The league record holder in most major goaltending categories, the longtime New Jersey Devils netminder is in the final year of his current contract—one he negotiated himself, since Brodeur doesn't use an agent. This could be the final season in which hockey fans see Martin Brodeur in an NHL uniform—or maybe just in a Devils sweater.
Several things could happen to the three-time Stanley Cup champion and four-time Vezina Trophy winner, none of which is absolutely certain at this time.
Well, except for one, that is.
Brodeur might decide he hasn't had enough just yet, and could re-sign with New Jersey after the current season concludes. (His cap hit for 2011-12 is $5.2 million).

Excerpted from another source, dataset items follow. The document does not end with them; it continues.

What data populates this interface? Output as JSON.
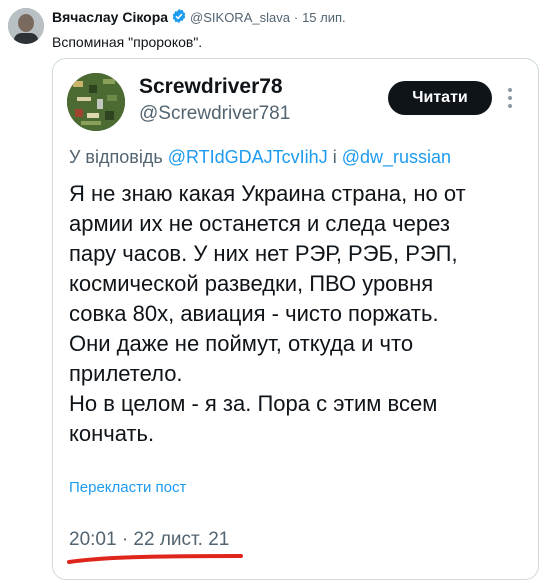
{
  "outer_tweet": {
    "author_name": "Вячаслау Сікора",
    "handle": "@SIKORA_slava",
    "separator": "·",
    "date": "15 лип.",
    "text": "Вспоминая \"пророков\"."
  },
  "embedded_tweet": {
    "author_name": "Screwdriver78",
    "handle": "@Screwdriver781",
    "follow_label": "Читати",
    "reply_prefix": "У відповідь",
    "reply_mention_1": "@RTIdGDAJTcvIihJ",
    "reply_joiner": "і",
    "reply_mention_2": "@dw_russian",
    "body_lines": [
      "Я не знаю какая Украина страна, но от",
      "армии их не останется и следа через",
      "пару часов. У них нет РЭР, РЭБ, РЭП,",
      "космической разведки, ПВО уровня",
      "совка 80х, авиация - чисто поржать.",
      "Они даже не поймут, откуда и что",
      "прилетело.",
      "Но в целом - я за. Пора с этим всем",
      "кончать."
    ],
    "translate_label": "Перекласти пост",
    "timestamp": "20:01 · 22 лист. 21"
  },
  "colors": {
    "accent": "#1d9bf0",
    "text": "#0f1419",
    "muted": "#536471",
    "underline": "#e0251b"
  },
  "icons": [
    "verified-badge-icon",
    "more-options-icon"
  ]
}
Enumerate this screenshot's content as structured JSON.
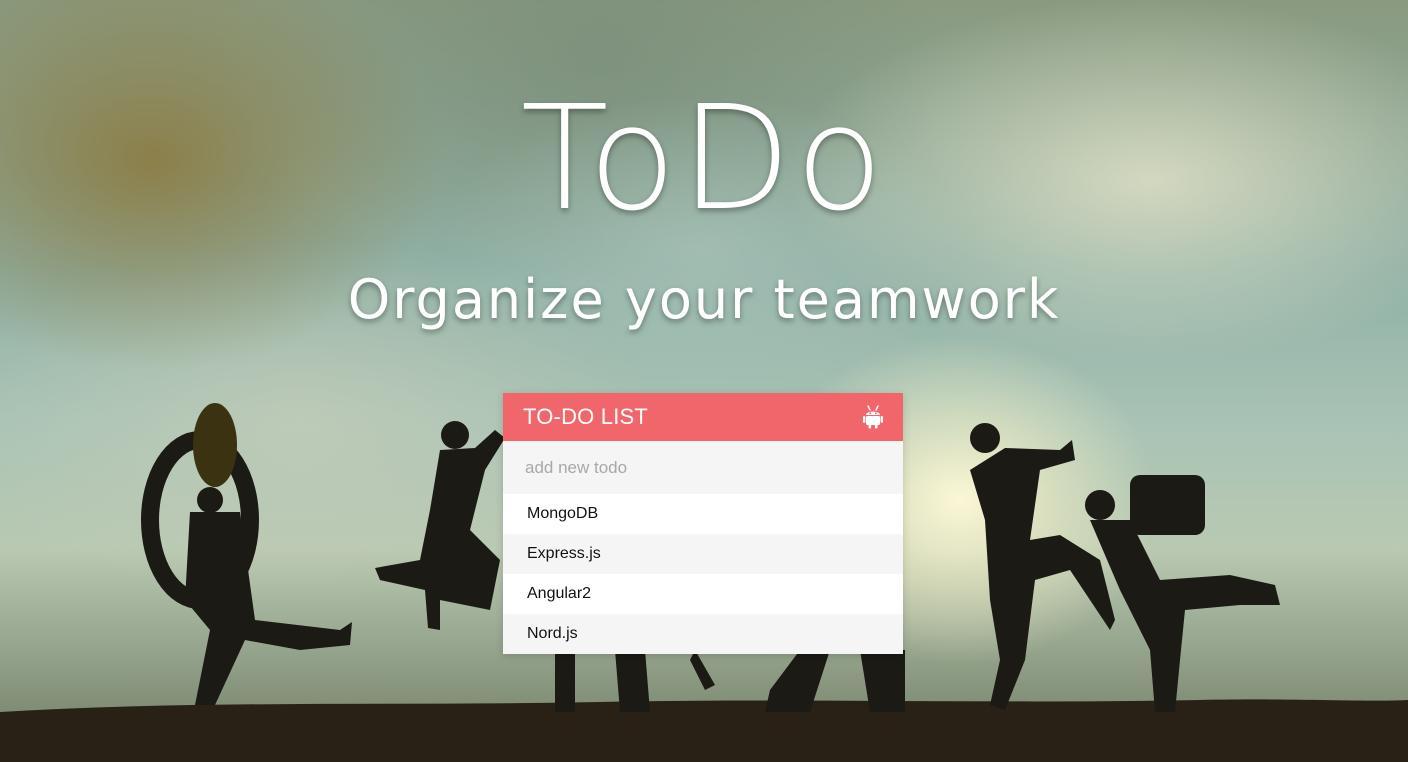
{
  "hero": {
    "title": "ToDo",
    "subtitle": "Organize your teamwork"
  },
  "card": {
    "title": "TO-DO LIST",
    "header_icon": "android-icon",
    "header_color": "#f0666a",
    "input": {
      "placeholder": "add new todo",
      "value": ""
    },
    "items": [
      {
        "label": "MongoDB"
      },
      {
        "label": "Express.js"
      },
      {
        "label": "Angular2"
      },
      {
        "label": "Nord.js"
      }
    ]
  }
}
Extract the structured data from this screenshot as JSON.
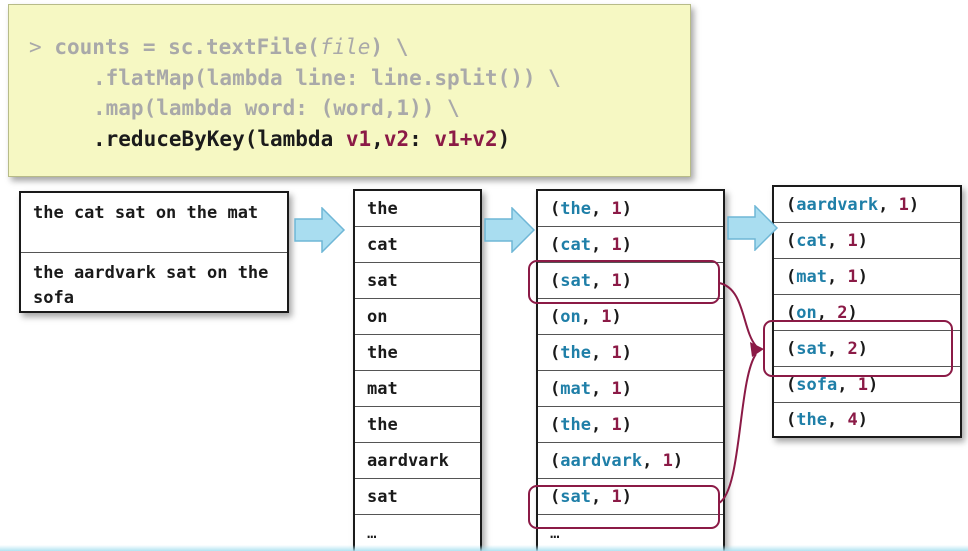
{
  "code": {
    "prompt": ">",
    "line1_pre": "counts = sc.textFile(",
    "line1_file": "file",
    "line1_post": ") \\",
    "line2": ".flatMap(lambda line: line.split()) \\",
    "line3": ".map(lambda word: (word,1)) \\",
    "line4_a": ".reduceByKey(lambda ",
    "line4_v1": "v1",
    "line4_comma": ",",
    "line4_v2": "v2",
    "line4_colon": ": ",
    "line4_v1b": "v1",
    "line4_plus": "+",
    "line4_v2b": "v2",
    "line4_close": ")"
  },
  "input_lines": [
    "the cat sat on the mat",
    "the aardvark sat on the sofa"
  ],
  "words": [
    "the",
    "cat",
    "sat",
    "on",
    "the",
    "mat",
    "the",
    "aardvark",
    "sat",
    "…"
  ],
  "pairs": [
    {
      "k": "the",
      "v": "1"
    },
    {
      "k": "cat",
      "v": "1"
    },
    {
      "k": "sat",
      "v": "1"
    },
    {
      "k": "on",
      "v": "1"
    },
    {
      "k": "the",
      "v": "1"
    },
    {
      "k": "mat",
      "v": "1"
    },
    {
      "k": "the",
      "v": "1"
    },
    {
      "k": "aardvark",
      "v": "1"
    },
    {
      "k": "sat",
      "v": "1"
    }
  ],
  "pairs_more": "…",
  "reduced": [
    {
      "k": "aardvark",
      "v": "1"
    },
    {
      "k": "cat",
      "v": "1"
    },
    {
      "k": "mat",
      "v": "1"
    },
    {
      "k": "on",
      "v": "2"
    },
    {
      "k": "sat",
      "v": "2"
    },
    {
      "k": "sofa",
      "v": "1"
    },
    {
      "k": "the",
      "v": "4"
    }
  ],
  "colors": {
    "key": "#1f7fa8",
    "number": "#8b1a46",
    "highlight": "#8b1a46",
    "arrow_fill": "#a9ddf0"
  }
}
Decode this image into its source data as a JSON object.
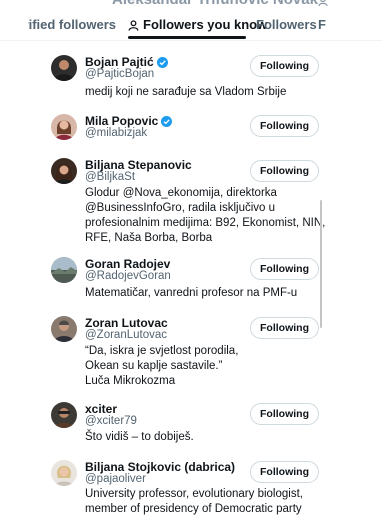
{
  "header": {
    "title": "Aleksandar Trifunovic Novak"
  },
  "tabs": [
    {
      "label": "Verified followers"
    },
    {
      "label": "Followers you know"
    },
    {
      "label": "Followers"
    },
    {
      "label": "F"
    }
  ],
  "users": [
    {
      "name": "Bojan Pajtić",
      "verified": true,
      "handle": "@PajticBojan",
      "bio": [
        "medij koji ne sarađuje sa Vladom Srbije"
      ],
      "button": "Following"
    },
    {
      "name": "Mila Popovic",
      "verified": true,
      "handle": "@milabizjak",
      "bio": [],
      "button": "Following"
    },
    {
      "name": "Biljana Stepanovic",
      "verified": false,
      "handle": "@BiljkaSt",
      "bio": [
        "Glodur @Nova_ekonomija, direktorka",
        "@BusinessInfoGro, radila isključivo u",
        "profesionalnim medijima: B92, Ekonomist, NIN,",
        "RFE, Naša Borba, Borba"
      ],
      "button": "Following"
    },
    {
      "name": "Goran Radojev",
      "verified": false,
      "handle": "@RadojevGoran",
      "bio": [
        "Matematičar, vanredni profesor na PMF-u"
      ],
      "button": "Following"
    },
    {
      "name": "Zoran Lutovac",
      "verified": false,
      "handle": "@ZoranLutovac",
      "bio": [
        "“Da, iskra je svjetlost porodila,",
        "Okean su kaplje sastavile.”",
        "Luča Mikrokozma"
      ],
      "button": "Following"
    },
    {
      "name": "xciter",
      "verified": false,
      "handle": "@xciter79",
      "bio": [
        "Što vidiš – to dobiješ."
      ],
      "button": "Following"
    },
    {
      "name": "Biljana Stojkovic (dabrica)",
      "verified": false,
      "handle": "@pajaoliver",
      "bio": [
        "University professor, evolutionary biologist,",
        "member of presidency of Democratic party"
      ],
      "button": "Following"
    }
  ],
  "colors": {
    "verified_badge": "#1d9bf0",
    "text_primary": "#0f1419",
    "text_secondary": "#536471",
    "border": "#cfd9de"
  }
}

He'd like to win another Cup after backstopping the Devils to the first and only three titles they've ever claimed—although the odds of it happening aren't likely, considering the Devils' recent lack of playoff success.
He also needs just one playoff victory to achieve 100 postseason wins for his career, as he's been stuck on 99 wins since 2009.
Brodeur could choose to hang up his pads of his own volition next year and call it a career, his legacy assured with a Calder Trophy, two Olympic gold medals, three Stanley Cups, four Vezina Trophies and five Jennings Trophies.
The only thing he hasn't won is the Conn Smythe Trophy as NHL playoff MVP—but he probably would have had one in 2003, if it hadn't gone to opposing goaltender Jean-Sebastien Giguere when the Devils defeated Anaheim in the Stanley Cup Finals that spring.
Brodeur recorded three shutouts and four wins in that series, including a 3-0 victory in Game Seven at the Meadowlands.
Besides Team Canada, and the occasional NHL All-Star Jersey, Brodeur has always dressed in Devils red and white—but could that change?
At one point, there were thoughts that Brodeur might like to close out his career playing in his hometown of Montreal—but with Carey Price now set in the Habs net for years to come, that doesn't appear likely, as would the notion of Brodeur finishing his career as a part-time backup.
It's also highly doubtful that Devils GM Lou Lamoriello would ever trade away Brodeur, at any price, after all he's done for the organization.
Players who spend their entire NHL playing career with one team, like Detroit's Steve Yzerman or Brodeur's former Devils' teammate Ken Daneyko, are exceedingly rare. Brodeur should be one of them.
It's not 1994, Brodeur is not 22 years old anymore, and injuries have sidelined him in recent years.
He missed all but 31 games in 2008-09 after tearing his bicep, and played in just 56 contests last year after damaging his elbow. He's already missed several games this season with a shoulder injury.
He's slowing down a bit, and can't steal a game on his own anymore—he's also lost three key defensemen in front of him since 2004—but Brodeur is still more than serviceable in the net.
His workload hasn't helped, though, as Brodeur has played in 70 or more games in an NHL season no less than 12 times in his career. All that wear-and-tear has added up—and at 39, he's not getting any younger.
His injuries, if they continue, might ultimately force him off the ice for good.
It's not something anyone who loves the game wants to see—but there could be another NHL lockout coming next year when the current collective bargaining agreement expires in September.
If Brodeur misses another full season like he did in 2004-05, when the NHL campaign was canceled due to a labor dispute, it might signal his swan song, especially since he'll be 40 years old in 2012.
He may not have it in him to prepare for another long NHL haul after missing a whole season (again).
It worked for Dominik Hasek and Jaromir Jagr—go overseas, get away from the everyday NHL scrutiny, and just play hockey (although Jagr came back to the league this year at age 39, go figure).
Brodeur could perhaps extend his career for a few more seasons by playing in a less-intensive environment, but don't expect that to happen. He didn't play anywhere during the 2004-05 lockout, not even in Europe—and I can't see him uprooting his family several years later to continue his career in an unfamiliar environment across the Atlantic.
Besides, he's a competitor, and he undoubtedly wants to play in the best league in the world—which he's already in. He'll stay in the NHL until he calls it quits, whatever the reason may be. And when he finally does...
Love him or loathe him, call him individually spectacular or the product of a defensive system, there's no doubt a place is waiting for Brodeur at the Hockey Hall of Fame in Toronto after his career is over.
With more than 625 regular-season wins, 116-plus shutouts, over 28,400 saves made and 1,130 games played (and counting), along with eight 40-win seasons—all NHL records—plus his three Stanley Cup rings, it's not a question of if Brodeur will be inducted into the Hall, but when.